Is it the self-acquitting ignoring of peers as a higher-salaried person speaks? Is it the unhesitating cancellation of prior plans upon the casual invitation of a perceived superior? Is it the setting aside of one's personality - and even humanity - in pursuit of an allegedly valuable supplication?
Like any other office, my workplace is largely Hobbesian. There are limited opportunities for one to "score points", so every chance that presents itself is handled with care. Going upstairs to see upper management? Tie and jacket, please. A chance to carbon-copy those that matter? Better put them in the main addressee list. Going to be absent from a particular lunch meeting? "Please help me reflect my absence fairly - I am unable to make lunch because I will be doing [namedrop event here] for [namedrop personage here]." And, later on, proceed to e-mail the person reflected to directly anyway.
It used to be that good work ethic simply meant a certain level of industriousness. Not anymore.

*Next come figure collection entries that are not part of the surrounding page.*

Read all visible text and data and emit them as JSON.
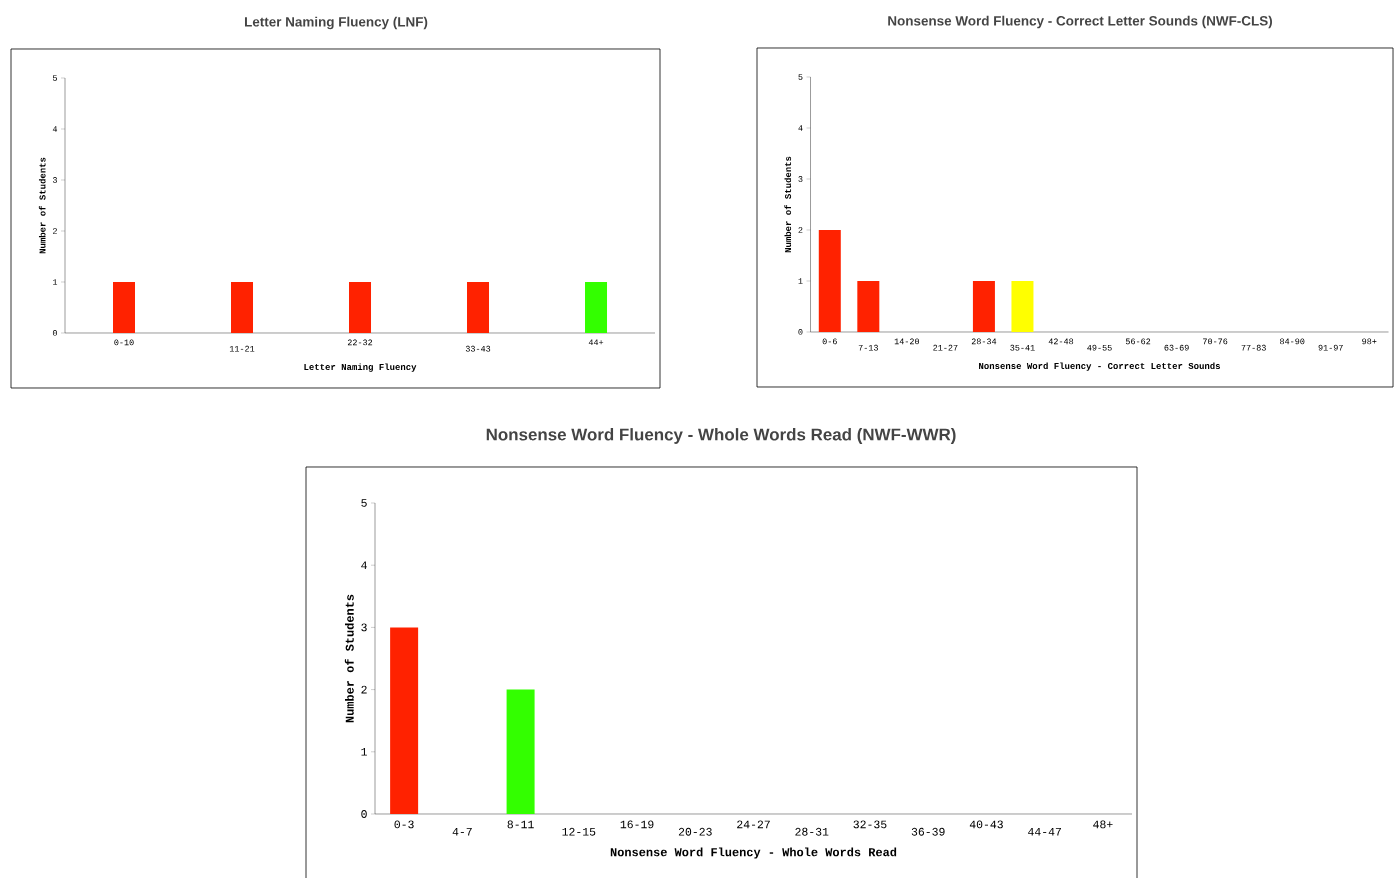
{
  "chart_data": [
    {
      "type": "bar",
      "title": "Letter Naming Fluency (LNF)",
      "xlabel": "Letter Naming Fluency",
      "ylabel": "Number of Students",
      "categories": [
        "0-10",
        "11-21",
        "22-32",
        "33-43",
        "44+"
      ],
      "values": [
        1,
        1,
        1,
        1,
        1
      ],
      "colors": [
        "#ff2200",
        "#ff2200",
        "#ff2200",
        "#ff2200",
        "#33ff00"
      ],
      "ylim": [
        0,
        5
      ],
      "yticks": [
        0,
        1,
        2,
        3,
        4,
        5
      ]
    },
    {
      "type": "bar",
      "title": "Nonsense Word Fluency - Correct Letter Sounds (NWF-CLS)",
      "xlabel": "Nonsense Word Fluency - Correct Letter Sounds",
      "ylabel": "Number of Students",
      "categories": [
        "0-6",
        "7-13",
        "14-20",
        "21-27",
        "28-34",
        "35-41",
        "42-48",
        "49-55",
        "56-62",
        "63-69",
        "70-76",
        "77-83",
        "84-90",
        "91-97",
        "98+"
      ],
      "values": [
        2,
        1,
        0,
        0,
        1,
        1,
        0,
        0,
        0,
        0,
        0,
        0,
        0,
        0,
        0
      ],
      "colors": [
        "#ff2200",
        "#ff2200",
        "#ff2200",
        "#ff2200",
        "#ff2200",
        "#ffff00",
        "#ff2200",
        "#ff2200",
        "#ff2200",
        "#ff2200",
        "#ff2200",
        "#ff2200",
        "#ff2200",
        "#ff2200",
        "#ff2200"
      ],
      "ylim": [
        0,
        5
      ],
      "yticks": [
        0,
        1,
        2,
        3,
        4,
        5
      ]
    },
    {
      "type": "bar",
      "title": "Nonsense Word Fluency - Whole Words Read (NWF-WWR)",
      "xlabel": "Nonsense Word Fluency - Whole Words Read",
      "ylabel": "Number of Students",
      "categories": [
        "0-3",
        "4-7",
        "8-11",
        "12-15",
        "16-19",
        "20-23",
        "24-27",
        "28-31",
        "32-35",
        "36-39",
        "40-43",
        "44-47",
        "48+"
      ],
      "values": [
        3,
        0,
        2,
        0,
        0,
        0,
        0,
        0,
        0,
        0,
        0,
        0,
        0
      ],
      "colors": [
        "#ff2200",
        "#ff2200",
        "#33ff00",
        "#ff2200",
        "#ff2200",
        "#ff2200",
        "#ff2200",
        "#ff2200",
        "#ff2200",
        "#ff2200",
        "#ff2200",
        "#ff2200",
        "#ff2200"
      ],
      "ylim": [
        0,
        5
      ],
      "yticks": [
        0,
        1,
        2,
        3,
        4,
        5
      ]
    }
  ]
}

These days, being professional means being able to dissemble at will. The hard work can come later, if at all - first you have to show that you have absolutely no personality whatsoever. People hold their cards to their chests, citing "privacy" and "professional conduct" as totems against inquiry. "I don't believe in letting my personal life affect the quality of my work," they say, persistent in their automatism. "No matter how boring, predictable or meaningless my telegraphed existence, I will be professional to the last."
It is possible that "professionalism" has outgrown - rather unhealthily - its humble moorings. To be professional, surely, means no more than to possess a healthy attitude towards an assigned task. Such an individual would not require gymnastics in the face of ill-reason, or capitulation in the absence of the same. Professionalism would not dictate a de facto preference for everything that comes from above, nor a proclivity towards an as-of-right disdain of the familiarity that comes from below. Certainly, a professional would not have to be in possession of a 20 page long CV, or a marbled mouth full of yes. He would simply be himself, plus a certain degree of task-oriented discipline.

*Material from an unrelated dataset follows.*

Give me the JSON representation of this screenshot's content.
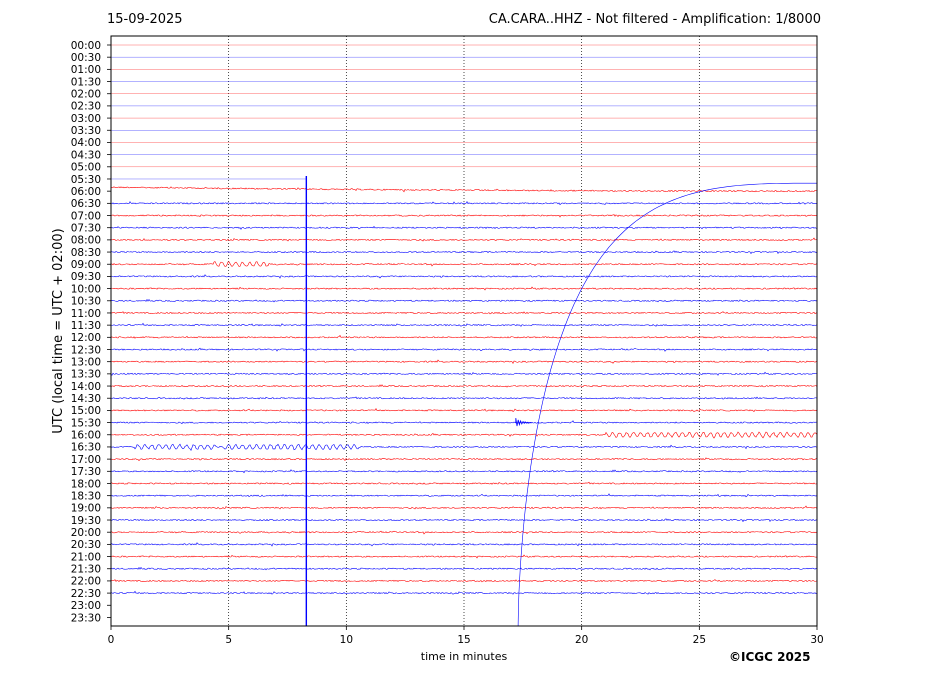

A friend today was bemoaning the loss of his free life upon the advent of a mandate for his professionalism. "I'm not much freer than the non-professional, those people who live with little opportunity cost," he reflected. "Given how I have to conduct myself these days, it seems like I've merely traded in possibility for security." He wasn't sure if his balance had been properly struck, or if the correct variables had been taken into consideration in the first place.
When we rearrange our faces for our superiors, we aren't just altering our demeanours. We are denuding our very souls, twisting necessary difference into ostensible agreement. In the process, each and everyone of us turns into something less than human; we become pieces of software, interacting to maximize, keeping our counsel so well that we fail to disclose, even to ourselves, that we are alone. And so life goes on, with no one any the wiser.

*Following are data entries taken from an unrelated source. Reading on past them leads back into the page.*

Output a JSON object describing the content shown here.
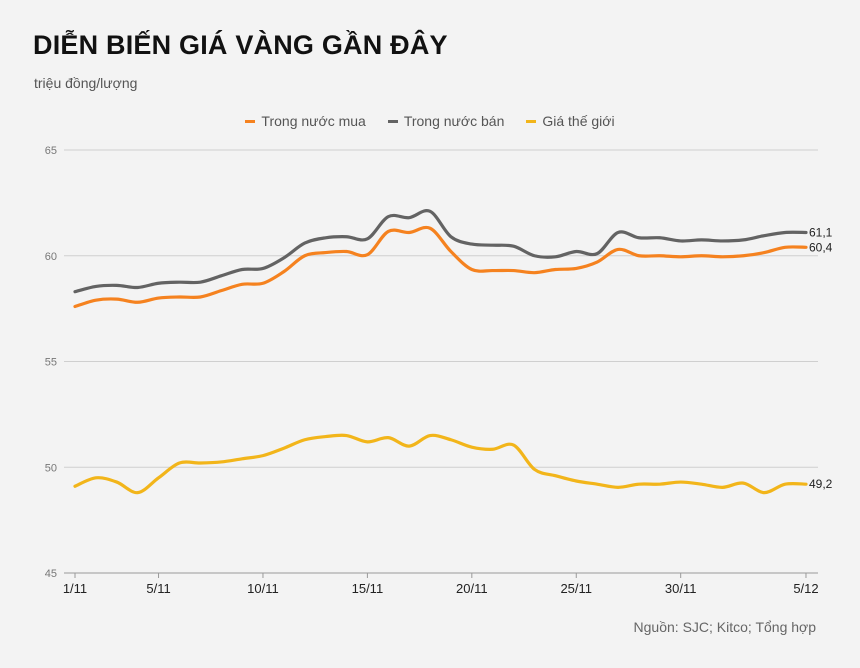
{
  "chart_data": {
    "type": "line",
    "title": "DIỄN BIẾN GIÁ VÀNG GẦN ĐÂY",
    "subtitle": "triệu đồng/lượng",
    "source": "Nguồn: SJC; Kitco; Tổng hợp",
    "ylim": [
      45,
      65
    ],
    "yticks": [
      "45",
      "50",
      "55",
      "60",
      "65"
    ],
    "xticks": [
      "1/11",
      "5/11",
      "10/11",
      "15/11",
      "20/11",
      "25/11",
      "30/11",
      "5/12"
    ],
    "x_start": "1/11",
    "x_end": "5/12",
    "grid": true,
    "legend_position": "top",
    "series": [
      {
        "name": "Trong nước mua",
        "color": "#f5821f",
        "end_label": "60,4",
        "values": [
          57.6,
          57.9,
          57.95,
          57.8,
          58.0,
          58.05,
          58.05,
          58.35,
          58.65,
          58.7,
          59.25,
          60.0,
          60.15,
          60.2,
          60.05,
          61.15,
          61.1,
          61.3,
          60.2,
          59.35,
          59.3,
          59.3,
          59.2,
          59.35,
          59.4,
          59.7,
          60.3,
          60.0,
          60.0,
          59.95,
          60.0,
          59.95,
          60.0,
          60.15,
          60.4,
          60.4
        ]
      },
      {
        "name": "Trong nước bán",
        "color": "#636363",
        "end_label": "61,1",
        "values": [
          58.3,
          58.55,
          58.6,
          58.5,
          58.7,
          58.75,
          58.75,
          59.05,
          59.35,
          59.4,
          59.9,
          60.6,
          60.85,
          60.9,
          60.8,
          61.85,
          61.8,
          62.1,
          60.9,
          60.55,
          60.5,
          60.45,
          60.0,
          59.95,
          60.2,
          60.1,
          61.1,
          60.85,
          60.85,
          60.7,
          60.75,
          60.7,
          60.75,
          60.95,
          61.1,
          61.1
        ]
      },
      {
        "name": "Giá thế giới",
        "color": "#f2b51a",
        "end_label": "49,2",
        "values": [
          49.1,
          49.5,
          49.3,
          48.8,
          49.5,
          50.2,
          50.2,
          50.25,
          50.4,
          50.55,
          50.9,
          51.3,
          51.45,
          51.5,
          51.2,
          51.4,
          51.0,
          51.5,
          51.3,
          50.95,
          50.85,
          51.05,
          49.9,
          49.6,
          49.35,
          49.2,
          49.05,
          49.2,
          49.2,
          49.3,
          49.2,
          49.05,
          49.25,
          48.8,
          49.2,
          49.2
        ]
      }
    ]
  }
}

Why is this a pity? My primary objection is and always has been that professionalism is a lie. It is the first step towards a promised wonderland - maintain the persona, get the promotion, enjoy the variegated luxuries. But there are only people here on Earth, with the few desultory objects interspersing them. Professionalism focuses us on these objects, while at one and the same time severing us from the people that matter. "I won't comment, because that might keep me from my objects," says the professional. "I prefer to sacrifice genuine intimacy with my fellows instead." One gets used to this aspect of the professional, and before long one realizes - that really is all there is to the professional.
I reject this paradigm. I would like to be able to spend as much of this life being interesting and interested, talked to and talked about. None of us really knows for sure why we are here, but we can certainly spend our time finding out; or at the very least, finding out about the other sentients who have been placed here with us. A lifetime of illusory accumulation and one-upmanship? Without any pejorativeness, that is not for me. Perhaps you would like to ask the gentleman seated at the chessboard by the window? He's been at that game all through thirty summers.

1 comment:
Agreed. I am currently in the corporate world and I am finding it soul destroying, to say the least. The bottomline is probably this - there is a price to pay for remaining as who you are, and the decision as to how much of yourself you should keep and how much of yourself you should give up in the rat race to the top (or whether to drop out entirely from the rat race) is ultimately up to each individual to decide for himself.